Despite the massive growth of E-Com over the last two years, E-Com companies have taken a battering on the ASX.
MyDeal shares were $0.75 at the beginning of January and closed out on Tuesday at $0.60, a loss of 20% since the start of the year. The company released its Q2 FY22 Activities Report last week. A key focus of Q2 FY22 was the execution of MyDeal’s In-Stock strategy which saw Gross Sales growth of 204% year-on-year following the launch of Third Party Brands in Q1 FY22. In-Stock, which also includes private label, now accounts for 12% of gross sales.
“Gross Sales of $83.1 million for the quarter showed strong growth of 18.5% reflecting continued strength in both customer acquisition and retention, with Active Customer numbers reaching a record high of 963,882 and more than 60% of transactions coming from returning customers,” said MyDeal CEO Sean Senvirtne.
Negative cash of $6 million for the quarter primarily reflected the deployment of IPO funds (including investment in inventory and personnel). MyDeal remains ‘well capitalised’ with $40.1 million cash at bank as at 31 December 2021. Despite Senvirtne flagging ‘strong growth ahead’, it appears the market is less than confident, with its dip in share price following the announcement.

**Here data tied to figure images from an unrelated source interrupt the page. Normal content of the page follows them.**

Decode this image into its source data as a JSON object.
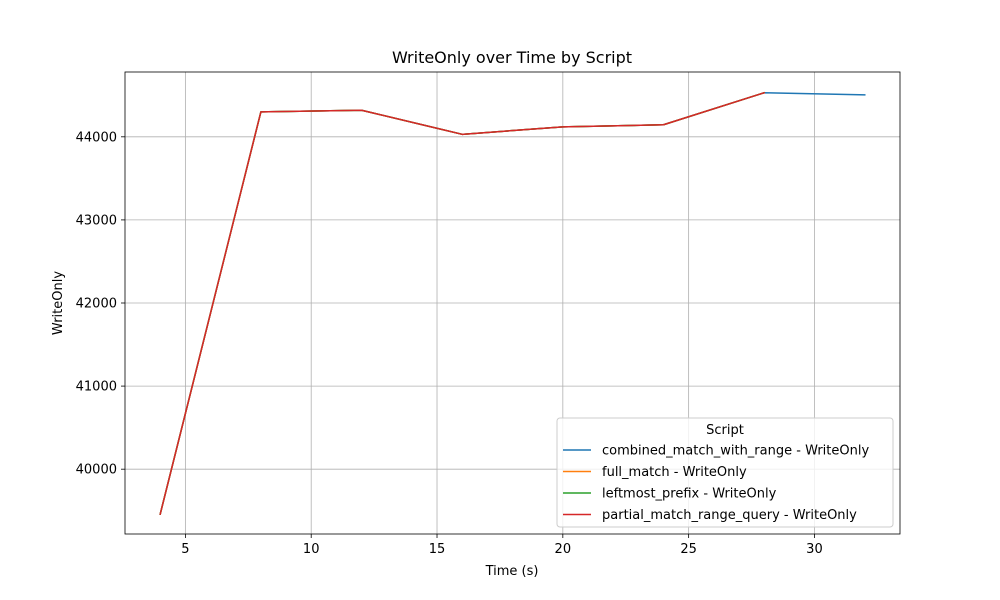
{
  "chart_data": {
    "type": "line",
    "title": "WriteOnly over Time by Script",
    "xlabel": "Time (s)",
    "ylabel": "WriteOnly",
    "xlim": [
      2.6,
      33.4
    ],
    "ylim": [
      39220,
      44780
    ],
    "xticks": [
      5,
      10,
      15,
      20,
      25,
      30
    ],
    "yticks": [
      40000,
      41000,
      42000,
      43000,
      44000
    ],
    "grid": true,
    "legend": {
      "title": "Script",
      "position": "lower-right"
    },
    "series": [
      {
        "name": "combined_match_with_range - WriteOnly",
        "color": "#1f77b4",
        "x": [
          4,
          8,
          12,
          16,
          20,
          24,
          28,
          32
        ],
        "y": [
          39460,
          44300,
          44320,
          44030,
          44120,
          44145,
          44530,
          44505
        ]
      },
      {
        "name": "full_match - WriteOnly",
        "color": "#ff7f0e",
        "x": [
          4,
          8,
          12,
          16,
          20,
          24,
          28
        ],
        "y": [
          39460,
          44300,
          44320,
          44030,
          44120,
          44145,
          44530
        ]
      },
      {
        "name": "leftmost_prefix - WriteOnly",
        "color": "#2ca02c",
        "x": [
          4,
          8,
          12,
          16,
          20,
          24,
          28
        ],
        "y": [
          39460,
          44300,
          44320,
          44030,
          44120,
          44145,
          44530
        ]
      },
      {
        "name": "partial_match_range_query - WriteOnly",
        "color": "#d62728",
        "x": [
          4,
          8,
          12,
          16,
          20,
          24,
          28
        ],
        "y": [
          39460,
          44300,
          44320,
          44030,
          44120,
          44145,
          44530
        ]
      }
    ]
  }
}
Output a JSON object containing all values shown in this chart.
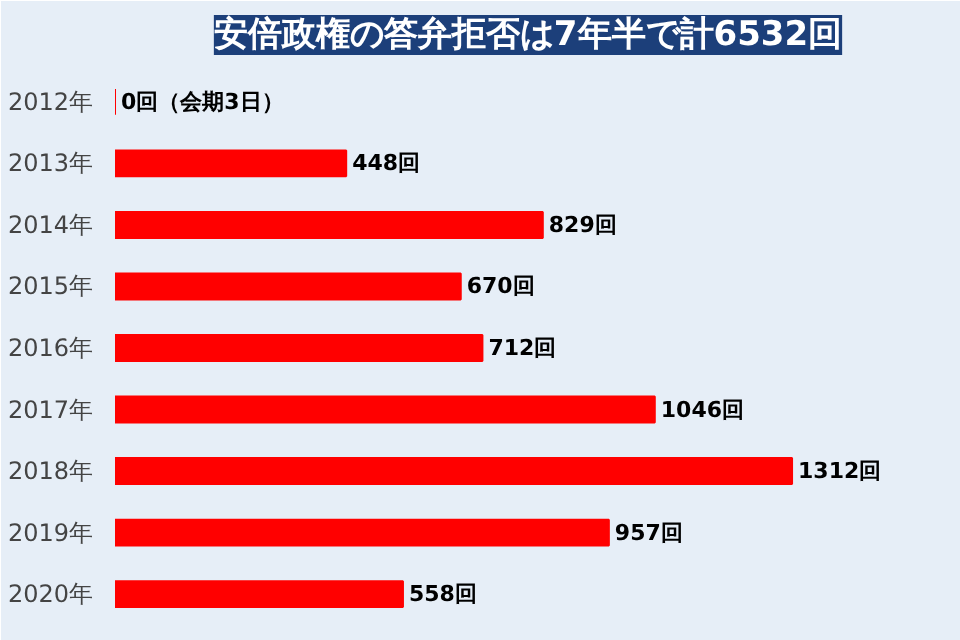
{
  "chart_data": {
    "type": "bar",
    "orientation": "horizontal",
    "title": "安倍政権の答弁拒否は7年半で計6532回",
    "categories": [
      "2012年",
      "2013年",
      "2014年",
      "2015年",
      "2016年",
      "2017年",
      "2018年",
      "2019年",
      "2020年"
    ],
    "values": [
      0,
      448,
      829,
      670,
      712,
      1046,
      1312,
      957,
      558
    ],
    "value_labels": [
      "0回（会期3日）",
      "448回",
      "829回",
      "670回",
      "712回",
      "1046回",
      "1312回",
      "957回",
      "558回"
    ],
    "color": "#ff0000",
    "grid": false
  }
}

Adore Beauty started off the month at $4.09. As we head to the end of January, it’s listed at $2.90, shedding almost 30% so far in 2022. It has yet to release its Q2 HY22 results, meaning the dip in share price is more to do with general unease rather than the company failing to meet investor expectations. Results will be announced mid-February. Will this lift its share price or will Adore continue a downward spiral?
Adore and MyDeal are far from anomalies on the E-Com Index, with Booktopia losing 56.9% over 90 days, closing at $1.10 on Tuesday. Similarly, Redbubble’s share price of $1.80 is a 54.9% dip over three months. Kogan opened at $7.01 this morning, shedding 37.4% since October. Even (former) industry favourite Temple & Webster lost 39.7% over the last three months, opening at $8.08 this morning. At $0.14, there’s little room for BikeExchange to go much lower, although it’s far from the worst performer on the E-Com Index, dropping 22.2% over 90 days. Cettire, which closed at $2.95 on Tuesday, shed 13.2% over seven days (a long way from the double-digit growth we saw last year).
Source: ASX Listed E-Com Index based on ASX reporting for the period
Every online retailer on the ASX Listed E-Com Index has recorded a dip in share price, which shows exactly how investors are feeling about the industry as a whole. The ASX Index lost 5.4% over 90 days in comparison to the E-Com Index at -38.8%.
The E-Com industry has been able to sustain the supercharged growth of the pandemic, yet this appears not to be enough. Despite recent supply chain and fulfilment challenges faced by retailers, consumers have shown that the shift to online is a permanent one. Can e-com bounce back, or is this a sign that it was previously overvalued? Or… is the long-term shift to online and the serious growth we’ve seen since 2020 a sign that e-com is severely undervalued and investors are being short-sighted?
Figures are current as at close of ASX on 25 January 2022. This is analysis only and not intended as investment advice.